The findings suggest that the earlier the palliative care services can be introduced to care-givers, the better they will be able to cope with the care giving experience. “Family care-givers are a crucial part of the patient care team.

Because the wellbeing of one affects the wellbeing of the other in a reciprocal way, both parties benefit when care-givers receive palliative care,” said senior study author Marie Bakitas, DNSc, Marie L. O'Koren Endowed Chair and Professor at to The University of Alabama at Birmingham (UAB) School of Nursing.

“We found that when care-givers began receiving palliative care support around the time of the patient’s advanced cancer diagnosis, they had less depression, perceived themselves to be less burdened by performing care-giving tasks, and had better quality of life.”

In this federally funded study, one of the first to use a patient and caregiver palliative care intervention in parallel, 207 patients with recurrent or metastatic cancer and 122 family caregivers received palliative care support via a phone-based intervention.

One group of patients and family care-givers started receiving this intervention within two weeks of randomisations (immediate group) while another group started 12 weeks later (delayed group).

The current analysis assessed the benefits only for care-givers.

After enrolment and an in-person assessment, advanced practice palliative care nurses delivered a phone-based curriculum (Charting Your Course) and provided monthly supportive care follow-up to care-givers and patients by telephone.

The curriculum covers how to manage problems using creativity, optimism, planning, and expert information; self-care including healthy eating, exercise, and relaxation; how to effectively partner with care recipients in managing symptoms; how to build a support network; and decision-making, decision support, and advance care planning.

The Charting Your Course curriculum was developed for the purposes of this research study, and it is publically available.

Telephone delivery of the program simplified access to the support for caregivers in rural areas.

Researchers found that the caregivers’ overall quality of life, depression, and demand burden were all improved in the immediate group vs. the delayed group.

Early intervention had a large effect on decreasing depression, and small to medium effect on improving quality of life and decreasing perceived burden of care giving.

“Unfortunately, the full range of palliative care services are rarely taken advantage of because palliative care is often introduced too late in the course of cancer treatment,” said Dr.
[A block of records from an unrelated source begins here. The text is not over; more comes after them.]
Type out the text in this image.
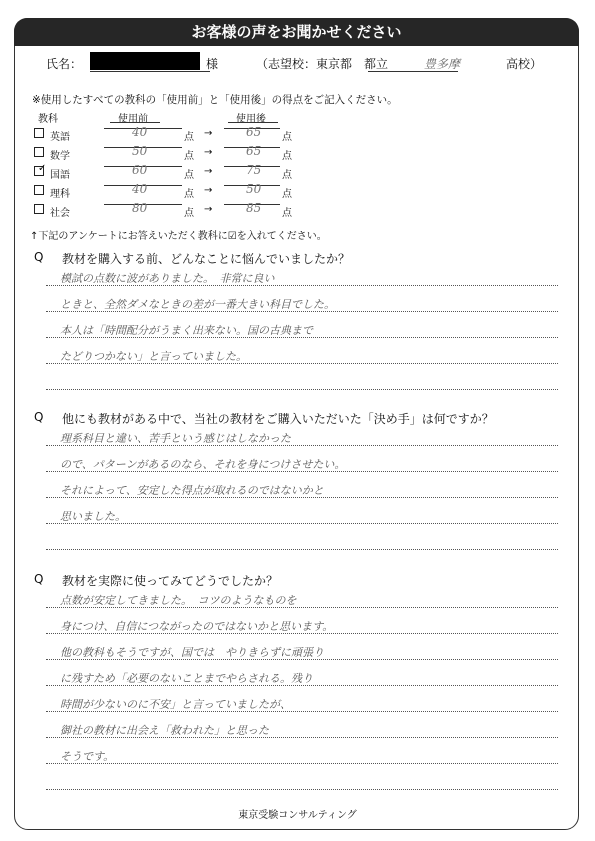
お客様の声をお聞かせください
氏名：	様	（志望校：東京都　都立	豊多摩	高校）
※使用したすべての教科の「使用前」と「使用後」の得点をご記入ください。
教科	使用前	使用後
英語	40	点 →	65 点
数学	50	点 →	65 点
✓
国語	60	点 →	75 点
理科	40	点 →	50 点
社会	80	点 →	85 点
↑下記のアンケートにお答えいただく教科に☑を入れてください。
Q 教材を購入する前、どんなことに悩んでいましたか？
模試の点数に波がありました。　非常に良い
ときと、全然ダメなときの差が一番大きい科目でした。
本人は「時間配分がうまく出来ない。国の古典まで
たどりつかない」と言っていました。
Q 他にも教材がある中で、当社の教材をご購入いただいた「決め手」は何ですか？
理系科目と違い、苦手という感じはしなかった
ので、パターンがあるのなら、それを身につけさせたい。
それによって、安定した得点が取れるのではないかと
思いました。
Q 教材を実際に使ってみてどうでしたか？
点数が安定してきました。　コツのようなものを
身につけ、自信につながったのではないかと思います。
他の教科もそうですが、国では　やりきらずに頑張り
に残すため「必要のないことまでやらされる。残り
時間が少ないのに不安」と言っていましたが、
御社の教材に出会え「救われた」と思った
そうです。
東京受験コンサルティング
Bakitas.

“Patients and care-givers should understand that palliative care is not end-of-life care but rather an extra layer of support that can be offered along with curative medical treatments.” 
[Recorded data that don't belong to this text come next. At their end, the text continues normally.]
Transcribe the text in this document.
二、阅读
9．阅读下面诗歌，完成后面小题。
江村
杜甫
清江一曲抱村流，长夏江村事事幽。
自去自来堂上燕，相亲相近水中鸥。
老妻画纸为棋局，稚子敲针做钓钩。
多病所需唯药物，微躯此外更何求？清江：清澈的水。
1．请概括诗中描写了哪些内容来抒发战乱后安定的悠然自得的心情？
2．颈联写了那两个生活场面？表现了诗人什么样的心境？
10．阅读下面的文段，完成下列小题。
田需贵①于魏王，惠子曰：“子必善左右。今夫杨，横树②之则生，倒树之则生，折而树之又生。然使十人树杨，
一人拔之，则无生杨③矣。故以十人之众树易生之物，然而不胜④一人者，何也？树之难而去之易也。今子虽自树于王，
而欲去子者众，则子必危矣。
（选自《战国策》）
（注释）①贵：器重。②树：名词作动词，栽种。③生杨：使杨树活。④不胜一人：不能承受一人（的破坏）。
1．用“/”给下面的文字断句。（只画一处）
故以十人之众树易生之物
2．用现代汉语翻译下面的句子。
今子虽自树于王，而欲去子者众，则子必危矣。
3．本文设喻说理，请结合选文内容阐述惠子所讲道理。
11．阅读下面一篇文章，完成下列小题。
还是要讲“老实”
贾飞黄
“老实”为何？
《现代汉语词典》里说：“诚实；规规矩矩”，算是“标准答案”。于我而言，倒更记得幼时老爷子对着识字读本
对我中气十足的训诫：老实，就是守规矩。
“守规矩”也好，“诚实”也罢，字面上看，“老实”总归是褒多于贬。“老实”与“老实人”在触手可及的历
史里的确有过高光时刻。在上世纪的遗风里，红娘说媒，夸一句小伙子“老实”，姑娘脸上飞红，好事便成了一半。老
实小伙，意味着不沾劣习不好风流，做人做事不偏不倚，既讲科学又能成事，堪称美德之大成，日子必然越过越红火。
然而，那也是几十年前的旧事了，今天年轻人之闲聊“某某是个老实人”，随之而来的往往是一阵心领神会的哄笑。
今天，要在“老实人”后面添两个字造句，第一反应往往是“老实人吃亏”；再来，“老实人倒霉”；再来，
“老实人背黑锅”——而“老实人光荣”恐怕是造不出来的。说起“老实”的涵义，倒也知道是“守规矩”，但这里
Palliative care is focused on providing patients with relief from the symptoms, pain, and stress of a serious illness.

By definition, it is a partnership of patient, medical specialists, and family, with the goal of improving quality of life for both the patient and the family.

There are few organised palliative care programmes for caregivers of patients with advanced cancer, and reimbursement for this type of counselling is very limited.

An online family care navigator tool from the Family Caregiver Alliance’s National Center on Caregiving website may help family givers find assistance in their local area.